Suppose we have a group of many people and we want a set containing one of each profession, no matter who. One alternative would be building a dictionary:

dict((person.profession, person) for person in group)

but it's a dictionary, not a real set. Another one, creating a somewhat artificial PersonThatComparesByProfession:

class PersonThatComparesByProfession(Person):
    def __eq__(self, other):
        return self.profession == other.profession

set(PersonThatComparesByProfession(person) for person in group)

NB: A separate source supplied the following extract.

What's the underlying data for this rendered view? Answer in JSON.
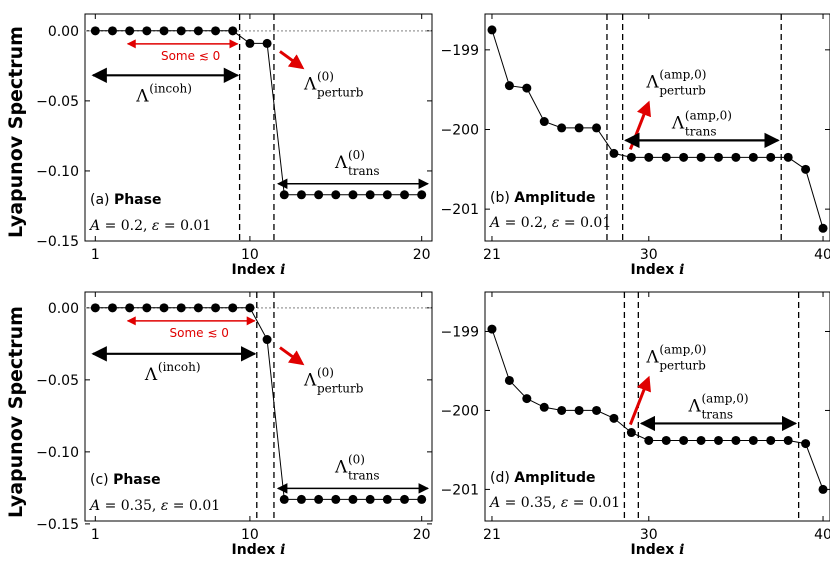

but saying that Joe and Mary are the same person just because they share the same profession doesn't look right.

This recipe presents another alternative, a KeyedSet class that takes a function used to compute element membership and uniqueness:

KeyedSet(group, key=lambda person: person.profession)

Of those persons that have the same key value (that is, that have the same profession), only one of them will be on the set (actually, the first one encountered). A KeyedSet implements the collections.MutableSet interface (same as the builtin set type) and can be used and combined the same way as any other set:

>>> objs = [Foo('Joe'), Foo('Jim'), Foo('Tom'), Foo('Jim')]
>>> s = KeyedSet(objs, key=lambda o: o.name)
>>> s
KeyedSet([Foo('Jim'), Foo('Joe'), Foo('Tom')])
>>> s.add(Foo('Joe'))
>>> len(s)
3
>>> joe = Foo('Joe')
>>> joe in s
True
>>> 'Joe' in s
False
>>> s2 = set([Foo('Luc'), Foo('Jim'), Foo('Dan')])
>>> s | s2
KeyedSet([Foo('Dan'), Foo('Jim'), Foo('Luc'), Foo('Joe'), Foo('Tom')])
>>> s & s2
KeyedSet([Foo('Jim')])

There is a FrozenKeyedSet class too, that implements the collections.Set interface (similar to the builtin frozenset type):

>>> s2f = FrozenKeyedSet(s2, key=lambda o: o.name)
>>> s2f - s
FrozenKeyedSet([Foo('Dan'), Foo('Luc')])
>>> for elem in s ^ s2f:
...   print(elem.name)
Dan
Luc
Joe
Tom

FrozenKeyedSet can be used as a dictionary key:

>>> d = {}
>>> d[s2f] = ['anything', 'else']

The key function defaults to identity (in that case KeyedSet behaves exactly as the normal set type, but much slower). It must return a hashable key that will be used to determine whether the object is already in the set or not (the key is compared by equality, __eq__, as in normal sets). Note that (unlike the key argument to sort, sorted, max, min) a KeyedSet/FrozenKeyedSet object holds a reference to the function itself, and calls it to implement some operations after the set has been created (e.g. in, add, remove).

This code works without modifications on Python 2.6, 2.7 (development), and 3.1

1 comment

Raymond Hettinger 13 years, 6 months ago  # | flag

In Py2.7 and Py3.x, if you build a dictionary person.profession-->person, the keys view and items view provide set operations. Does that help with this recipe?